L’incidence du mélanome cutané, lié aux expositions aux rayonnements ultraviolets (UV) naturels et artificiels, voit son augmentation plus marquée chez l’homme (+4,0 % par an) que chez la femme (+2,7 % par an) depuis 1990, aboutissant pour la première fois en 2018, à une incidence identique chez l’homme et chez la femme, avec dans le même temps une stagnation de la mortalité.

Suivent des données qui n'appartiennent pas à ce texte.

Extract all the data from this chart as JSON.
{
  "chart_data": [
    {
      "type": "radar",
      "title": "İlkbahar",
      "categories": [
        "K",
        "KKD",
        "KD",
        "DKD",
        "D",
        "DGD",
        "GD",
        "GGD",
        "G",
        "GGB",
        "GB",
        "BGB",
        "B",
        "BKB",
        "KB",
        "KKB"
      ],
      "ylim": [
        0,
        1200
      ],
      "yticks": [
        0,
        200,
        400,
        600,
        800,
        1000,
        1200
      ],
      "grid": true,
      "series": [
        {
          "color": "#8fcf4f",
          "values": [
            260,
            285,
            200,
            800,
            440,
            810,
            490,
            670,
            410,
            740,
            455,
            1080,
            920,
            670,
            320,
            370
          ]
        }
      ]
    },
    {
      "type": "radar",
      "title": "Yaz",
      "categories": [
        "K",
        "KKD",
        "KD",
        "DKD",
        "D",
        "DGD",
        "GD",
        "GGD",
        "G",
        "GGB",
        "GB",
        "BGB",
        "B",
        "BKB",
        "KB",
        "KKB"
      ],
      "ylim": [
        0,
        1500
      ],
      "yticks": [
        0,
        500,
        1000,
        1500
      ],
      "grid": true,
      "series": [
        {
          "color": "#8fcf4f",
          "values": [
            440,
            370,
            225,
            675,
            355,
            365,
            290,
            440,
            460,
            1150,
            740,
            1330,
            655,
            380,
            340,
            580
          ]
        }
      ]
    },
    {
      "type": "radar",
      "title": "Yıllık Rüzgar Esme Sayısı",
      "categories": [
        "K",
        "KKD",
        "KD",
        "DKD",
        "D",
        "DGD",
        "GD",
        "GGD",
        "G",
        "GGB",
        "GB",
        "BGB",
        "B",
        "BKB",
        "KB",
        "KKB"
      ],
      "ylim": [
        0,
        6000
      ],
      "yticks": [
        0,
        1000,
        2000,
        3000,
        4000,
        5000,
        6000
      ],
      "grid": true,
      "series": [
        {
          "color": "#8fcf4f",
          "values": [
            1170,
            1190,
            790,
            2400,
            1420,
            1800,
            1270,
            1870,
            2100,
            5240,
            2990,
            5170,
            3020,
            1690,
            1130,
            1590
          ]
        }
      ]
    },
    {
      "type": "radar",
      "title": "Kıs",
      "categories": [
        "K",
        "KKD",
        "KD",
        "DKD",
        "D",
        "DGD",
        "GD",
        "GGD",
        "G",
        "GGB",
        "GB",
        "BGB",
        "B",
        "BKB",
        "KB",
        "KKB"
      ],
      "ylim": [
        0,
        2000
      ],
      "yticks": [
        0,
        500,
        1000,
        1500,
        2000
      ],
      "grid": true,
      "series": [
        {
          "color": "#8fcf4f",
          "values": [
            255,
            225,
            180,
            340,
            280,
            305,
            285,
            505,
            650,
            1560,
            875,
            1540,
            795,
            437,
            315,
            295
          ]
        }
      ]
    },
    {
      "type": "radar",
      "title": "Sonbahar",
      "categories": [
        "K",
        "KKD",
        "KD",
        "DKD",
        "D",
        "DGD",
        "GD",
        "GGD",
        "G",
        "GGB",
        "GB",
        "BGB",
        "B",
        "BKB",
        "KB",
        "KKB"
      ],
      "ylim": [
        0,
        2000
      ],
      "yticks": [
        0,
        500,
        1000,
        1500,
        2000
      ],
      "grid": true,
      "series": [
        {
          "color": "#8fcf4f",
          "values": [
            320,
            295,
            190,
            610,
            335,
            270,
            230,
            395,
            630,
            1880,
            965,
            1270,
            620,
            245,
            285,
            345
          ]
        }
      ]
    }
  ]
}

Des diagnostics plus précoces et des avancées thérapeutiques qui favorisent une baisse de la mortalité, notamment parmi les cancers les plus fréquents
Les modifications des pratiques médicales, la mise en place de dépistages organisés, la précocité des diagnostics ou encore les progrès thérapeutiques pourraient être à l’origine d’évolutions favorables pour certaines localisations de cancer dont :
- le cancer du sein, avec une mortalité en constante diminution depuis 1990 (-1,3 % par an) alors que son incidence augmente entre 2010-2018 (+0,6 % par an) ;
- le cancer colorectal, avec un recul conjoint de la mortalité et de l’incidence chez les hommes et de la mortalité seule chez les femmes ;
- le cancer de la prostate, avec une baisse de la mortalité (-3,7 % par an entre 2010 et 2015) et également de l’incidence (-3,5 % par an entre 2010 et 2015) ;
- le cancer du col de l’utérus avec une baisse de la mortalité (-2,1 % par an) et également de l’incidence (-1,8 % par an) qui toutefois n’est pas homogène dans le temps et est plus faible chez les femmes de 50 et 60 ans.
Une augmentation des hémopathies malignes dont les causes restent à explorer
En 2018, le nombre de nouveaux cas d'hémopathies malignes est estimé à 45 000 (environ 12 % des cancers diagnostiqués).
Leur incidence varie considérablement selon les sous-types. Cinq entités totalisent plus de 50 % des cas : le myélome multiple/plasmocytome, le lymphome diffus à grandes cellules B, les syndromes myélodysplasiques, la leucémie lymphoïde chronique/lymphome lymphocytique et la leucémie aiguë myéloïde.
L'incidence des hémopathies malignes est en augmentation dans les deux sexes (exceptée pour 3 sous types qui stagnent et 4 autres qui diminuent. Les modifications démographiques ou les changements de classification, ne suffisent pas à expliquer cette augmentation, ce qui laisse une large place pour la recherche étiologique sur ces maladies et les interactions entre facteurs environnementaux et génétiques.